A couple was having a discussion about what to see and do now that they were safely in Florida on their honeymoon.
Trying to assert himself right off the bat, the man exploded, “If it wasn’t for my money, we wouldn’t be here at all”!
The wife calmly replied, “My dear, if it wasn’t for your money, neither would we be in Florida or on a honeymoon, nor would there even be any “we” in the first place.”
Good & Bad News
An old man visits his doctor and after thorough examination the doctor tells him: “I have good news and bad news, what would you like to hear first?”
Patient: “Well, give me the bad news first.”
Doctor: “You have cancer, I estimate that you have about two years left.”
Patient: “OH NO! That’s awful! In two years my life will be over! What kind of good news could you probably tell me, after this???”
Doctor: “You also have Alzheimer’s. In about three months you are going to forget everything I told you,” Good & Bad News”
A lawyer defending a man accused of burglary tried this creative defense: “My client merely inserted his arm into the window and removed a few trifling articles. His arm is not himself, and I fail to see how you can punish the whole individual for an offense committed by his limb.” “Well put,” the judge replied. “Using your logic, I sentence the defendant’s arm to one year’s imprisonment. He can accompany it or not, as he chooses.”
The defendant smiled,
With his lawyer’s assistance, he detached his artificial limb, laid it on the bench, and walked out
A wife was making a breakfast of fried eggs for her husband. Suddenly, her husband burst into the kitchen.

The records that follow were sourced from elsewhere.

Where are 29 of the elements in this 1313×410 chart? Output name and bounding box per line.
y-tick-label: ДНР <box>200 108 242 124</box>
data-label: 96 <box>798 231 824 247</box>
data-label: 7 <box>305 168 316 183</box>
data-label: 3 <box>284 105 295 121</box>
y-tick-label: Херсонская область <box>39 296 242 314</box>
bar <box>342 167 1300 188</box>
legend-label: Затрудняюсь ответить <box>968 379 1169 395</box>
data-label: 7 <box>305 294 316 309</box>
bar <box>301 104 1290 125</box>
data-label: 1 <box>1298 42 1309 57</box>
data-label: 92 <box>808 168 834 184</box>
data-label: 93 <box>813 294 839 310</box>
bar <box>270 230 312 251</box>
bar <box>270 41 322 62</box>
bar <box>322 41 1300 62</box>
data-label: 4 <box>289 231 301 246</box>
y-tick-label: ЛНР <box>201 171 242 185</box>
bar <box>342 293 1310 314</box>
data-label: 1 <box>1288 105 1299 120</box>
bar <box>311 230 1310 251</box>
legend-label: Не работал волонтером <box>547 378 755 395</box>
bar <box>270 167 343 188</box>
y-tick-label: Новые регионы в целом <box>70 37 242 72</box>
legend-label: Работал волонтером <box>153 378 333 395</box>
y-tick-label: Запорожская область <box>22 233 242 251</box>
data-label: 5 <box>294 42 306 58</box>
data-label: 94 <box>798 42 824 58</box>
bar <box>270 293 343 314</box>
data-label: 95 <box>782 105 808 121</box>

‘Careful,’ he said, ‘CAREFUL! Put in some more butter! Oh my gosh! You’re cooking too many at once. TOO MANY! Turn them! TURN THEM NOW! We need more butter. Oh my gosh! WHERE are we going to get MORE BUTTER? They’re going to STICK! Careful. CAREFUL! I said be CAREFUL! You NEVER listen to me when you’re cooking! Never! Turn them! Hurry up! Are you CRAZY? Have you LOST your mind? Don’t forget to salt them. You know you always forget to salt them. Use the! Salt. USE THE SALT! THE SALT!’
The wife stared at him. ‘What in the world is wrong with you? You think I don’t know how to fry a couple of eggs?’
The husband calmly replied, ‘I just wanted to show you what it feels like when I’m driving.
A little boy wanted $100 badly and prayed for two weeks but nothing happened. Then he decided to write a letter to the Lord requesting the $100.
When the postal authorities received the letter addressed to the Lord, USA, they decided to send it to President Clinton. The President was so impressed, touched, and amused that he instructed his secretary to send the little boy a $5.00 bill, as this would appear to be a lot of money to a little boy.
The little boy was delighted with the $5.00, and sat down to write a thank-you note to the Lord. It said: Dear Lord, Thank you very much for sending me the money. However, I noticed that for some reason you had to send it through Washington, DC and as usual, those jerks deducted $95.
Electrical, Chemical, Microsoft
Three engineers are riding in a car: an electrical engineer, a chemical engineer, and a Microsoft engineer. Suddenly the car stalls and stops by the side of the road. The three engineers look at each other with bewilderment, wondering what could be wrong.
The electrical engineer, not knowing much about mechanics, suggests, “Let’s strip down the electronics of the car and try to trace where a fault might have occurred.”
The chemical engineer, not knowing much about electronics, suggests, “Maybe the fuel has become emulsified and is causing a blockage somewhere in the system.”
The Microsoft engineer suggests, “Why don’t we close all the windows, get out, get back in, open the windows again, and maybe it will work.”